Zurzeit liegen großblütige Hybriden mit eindrucksvoller, teils unregelmäßiger Fleckzeichnung im Trend. Ich nenne sie die koi-artigen, wegen ihrer Ähnlichkeit zu den bunten Zierfischen. Sehr beliebt sind außerdem kleinblütige Sorten: hübsche Zwerge, die meiner Erfahrung nach aber oft an Größe zulegen, sobald man sie erst mal umgetopft hat.

Apropos umtopfen…

…das wird alle zwei bis drei Jahre fällig. Denn auch spezielle Orchideensubstrate zersetzen sich mit der Zeit und dann besteht die Gefahr, dass die nässeempfindlichen Wurzeln der Pflanzen zu faulen beginnen. Fast alle Zimmerorchideen sind Epiphyten. Sie wachsen in ihrer Heimat als Aufsitzer in Baumkronen und bekommen dort regel-mäßig eine kräftige Regendusche, trocknen danach aber auch rasch wieder ab. Diese Bedingungen lassen sich zu Hause am besten nachahmen, indem Sie die Pflanzen in ein grobes, strukturstabiles Substrat topfen, das reichlich Luft an die Wurzeln lässt. Bewährt hat sich hier zum Beispiel gehäckselte Pinienrinde. Wer gerne Wein trinkt, kann auch einfach zerkleinerte Korken verwenden. Ansonsten gilt: Den Topf lieber in größeren Abständen einmal richtig tauchen und anschließend gut abtrocknen lassen als ständig mit ein bisschen Wasser zu betröpfeln.

» Homepage der Deutschen Orchideen-Gesellschaft

Wie erkenne ich denn, wann der nächste Tauchgang fällig ist?
Sehr praktisch sind hier die durchsichtigen Kunststofftöpfe. In ihnen lässt sich die Farbe der Wurzeln gut beurteilen: Grün bedeutet, die Feuchtigkeit reicht noch aus. Trockene Wurzeln dagegen werden silbrig grau, da sich ihre äußere, schwammartige Hülle mit Luft füllt. Zeit, für Nachschub zu sorgen, übrigens am besten mit weichem Regenwasser. Zur Not tut’s aber auch Leitungswasser, wenn man es einige Stunden ab- stehen lässt. Von März bis Ende September dann zusätzlich alle zwei bis drei Wochen flüssig düngen – mit speziellem Orchideendünger, oder preiswerter, mit gewöhnlichem Blumendünger in halber Konzentration. Generell ist es also gar nicht so schwer, die Ansprüche von Zimmerorchideen zu erfüllen. Ich habe dafür einen einfachen Grundsatz: nicht zu trocken, nicht zu nass, nicht zu sonnig, nicht zu dunkel.

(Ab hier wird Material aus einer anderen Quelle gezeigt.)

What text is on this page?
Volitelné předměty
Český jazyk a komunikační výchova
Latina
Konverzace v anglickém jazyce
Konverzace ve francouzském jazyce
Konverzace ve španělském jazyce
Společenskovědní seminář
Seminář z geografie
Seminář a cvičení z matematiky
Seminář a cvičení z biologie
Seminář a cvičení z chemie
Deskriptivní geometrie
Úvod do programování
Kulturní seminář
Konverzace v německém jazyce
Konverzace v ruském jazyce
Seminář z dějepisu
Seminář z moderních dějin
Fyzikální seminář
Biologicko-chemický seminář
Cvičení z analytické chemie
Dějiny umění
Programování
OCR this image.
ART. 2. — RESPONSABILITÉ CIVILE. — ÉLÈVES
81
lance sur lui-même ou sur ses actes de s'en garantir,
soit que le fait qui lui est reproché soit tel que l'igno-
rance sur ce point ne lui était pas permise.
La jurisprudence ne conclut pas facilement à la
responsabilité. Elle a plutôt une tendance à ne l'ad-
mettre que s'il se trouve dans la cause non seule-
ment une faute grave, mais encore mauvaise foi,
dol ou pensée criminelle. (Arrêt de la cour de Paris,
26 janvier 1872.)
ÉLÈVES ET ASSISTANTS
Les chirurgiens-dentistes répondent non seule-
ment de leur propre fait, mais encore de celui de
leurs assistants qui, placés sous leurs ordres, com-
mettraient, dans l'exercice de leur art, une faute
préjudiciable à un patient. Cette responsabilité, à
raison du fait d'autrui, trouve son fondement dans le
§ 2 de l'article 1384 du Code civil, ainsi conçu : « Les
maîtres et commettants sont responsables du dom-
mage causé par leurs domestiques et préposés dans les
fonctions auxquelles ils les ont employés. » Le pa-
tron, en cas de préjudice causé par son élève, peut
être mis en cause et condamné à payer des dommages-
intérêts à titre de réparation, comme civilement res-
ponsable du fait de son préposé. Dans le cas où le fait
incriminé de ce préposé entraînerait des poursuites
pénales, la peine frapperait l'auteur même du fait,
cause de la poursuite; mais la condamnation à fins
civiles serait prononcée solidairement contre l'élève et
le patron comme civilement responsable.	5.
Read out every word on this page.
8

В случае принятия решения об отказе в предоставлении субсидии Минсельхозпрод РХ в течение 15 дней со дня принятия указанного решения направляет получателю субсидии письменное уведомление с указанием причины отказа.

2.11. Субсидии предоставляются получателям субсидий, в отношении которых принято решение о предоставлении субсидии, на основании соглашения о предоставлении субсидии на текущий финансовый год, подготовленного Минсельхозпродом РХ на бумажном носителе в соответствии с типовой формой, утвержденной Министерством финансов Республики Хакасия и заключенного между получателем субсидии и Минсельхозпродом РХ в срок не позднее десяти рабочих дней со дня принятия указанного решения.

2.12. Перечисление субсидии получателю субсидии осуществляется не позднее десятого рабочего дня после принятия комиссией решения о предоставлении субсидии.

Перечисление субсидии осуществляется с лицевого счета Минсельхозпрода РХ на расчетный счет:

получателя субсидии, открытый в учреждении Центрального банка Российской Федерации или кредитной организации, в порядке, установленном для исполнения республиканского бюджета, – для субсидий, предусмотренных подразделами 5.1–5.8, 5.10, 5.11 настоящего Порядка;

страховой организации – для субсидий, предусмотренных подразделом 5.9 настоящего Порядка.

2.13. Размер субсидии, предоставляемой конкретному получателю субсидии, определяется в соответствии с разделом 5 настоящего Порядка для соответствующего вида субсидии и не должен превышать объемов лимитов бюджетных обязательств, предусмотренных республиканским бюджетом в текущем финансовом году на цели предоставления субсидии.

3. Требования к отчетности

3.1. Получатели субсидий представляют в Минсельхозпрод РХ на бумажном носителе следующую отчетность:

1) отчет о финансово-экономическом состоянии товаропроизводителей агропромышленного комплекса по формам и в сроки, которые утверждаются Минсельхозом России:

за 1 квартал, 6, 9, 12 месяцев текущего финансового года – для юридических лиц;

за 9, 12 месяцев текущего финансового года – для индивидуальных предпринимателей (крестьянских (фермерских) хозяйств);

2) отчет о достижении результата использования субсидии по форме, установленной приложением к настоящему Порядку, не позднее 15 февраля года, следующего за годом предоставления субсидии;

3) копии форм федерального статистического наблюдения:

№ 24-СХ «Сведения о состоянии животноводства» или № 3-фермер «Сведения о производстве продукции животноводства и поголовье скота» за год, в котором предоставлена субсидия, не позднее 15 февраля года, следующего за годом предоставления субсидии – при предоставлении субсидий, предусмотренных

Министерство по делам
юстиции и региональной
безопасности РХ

Bei den derzeit öfter angebotenen Vanda-Orchideen in Glasvasen frage ich mich aber schon, ob diese Kultur auf Dauer funktioniert.
Tut sie. Vandas mögen keinen Pflanzstoff. Sie werden daher ohne Substrat in hohen Glasvasen gehalten, und zwar so, dass nur ihre Wurzeln ins Gefäß hängen, alles Grüne aber oben herausragt. Sonst kann Wasser in den Blattachseln stehen bleiben, und das führt zu Fäulnis. Bewässert wird die Vanda, indem Sie die Vase bis oben befüllen und nach kurzer Zeit wieder vollständig ab gießen. Fühlt sich die Orchidee wohl, blüht sie dann sogar zweimal im Jahr!